Losing British Citizenship by Deprivation
The first way a British citizen can lose their citizenship is via deprivation. This is set out in the British Nationality Act 1981 and confers upon the Secretary of State the power to order the deprivation of a person's citizenship on the grounds that doing so would be conducive to the public good (most commonly on national security grounds). Although much more serious, and far less likely to occur, this is a similar power held when assessing applications for entry clearance or permission to stay in the UK. The Secretary of State can also deprive a person's citizenship if satisfied that the registration or naturalisation was obtained by means of fraud, false representation, or concealment of a material fact. Where deprivation occurs, the person will not revert to their previous immigration status. Where a person was British by birth and has no other nationality, deprivation cannot occur in any circumstances.
Losing British Citizenship by Nullification
The second way a British citizen can lose their citizenship is if they were never actually a British citizen in the first place. In other words, if a person's citizenship is declared null and void - for example, because it was obtained using a fake identity or false personal information - it is treated as never having been granted. Where nullification occurs, the person may rever to their previous immigration status, if it was genuinely obtained and is still valid, but this is extremely unlikely, and will almost certainly be cancelled.

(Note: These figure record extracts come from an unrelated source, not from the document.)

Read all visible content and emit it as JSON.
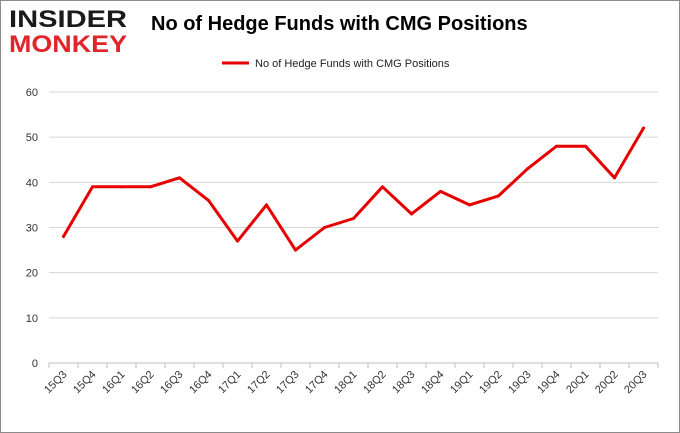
{
  "header": {
    "logo_top": "INSIDER",
    "logo_bottom": "MONKEY",
    "title": "No of Hedge Funds with CMG Positions"
  },
  "colors": {
    "line": "#e60000",
    "logo_top": "#1a1a1a",
    "logo_bottom": "#e0252b",
    "grid": "#d6d6d6",
    "axis_text": "#333333"
  },
  "chart_data": {
    "type": "line",
    "title": "No of Hedge Funds with CMG Positions",
    "xlabel": "",
    "ylabel": "",
    "ylim": [
      0,
      60
    ],
    "yticks": [
      0,
      10,
      20,
      30,
      40,
      50,
      60
    ],
    "grid": "horizontal",
    "legend": "top-center",
    "categories": [
      "15Q3",
      "15Q4",
      "16Q1",
      "16Q2",
      "16Q3",
      "16Q4",
      "17Q1",
      "17Q2",
      "17Q3",
      "17Q4",
      "18Q1",
      "18Q2",
      "18Q3",
      "18Q4",
      "19Q1",
      "19Q2",
      "19Q3",
      "19Q4",
      "20Q1",
      "20Q2",
      "20Q3"
    ],
    "series": [
      {
        "name": "No of Hedge Funds with CMG Positions",
        "values": [
          28,
          39,
          39,
          39,
          41,
          36,
          27,
          35,
          25,
          30,
          32,
          39,
          33,
          38,
          35,
          37,
          43,
          48,
          48,
          41,
          52
        ]
      }
    ]
  }
}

Giving up British Citizenship by Renunciation
The last way a British citizen can 'lose' their citizenship is by way of renunciation. This is a voluntary process which normally only occurs if the person cannot continue to be a British citizen for reasons linked to their citizenship of another country - for example, because the second country does not recognise or allow dual citizenship. The British Nationality Act 1981 sets out the circumstances in which renunciation can occur. The Secretary of State must be satisfied that the person is 18 or older, is of sound mind, and will, after renouncing their citizenship, have or acquire another citizenship or nationality. If another citizenship or nationality is not acquired within 6 months of the renouncement, that person will be deemed to have remained a British citizen.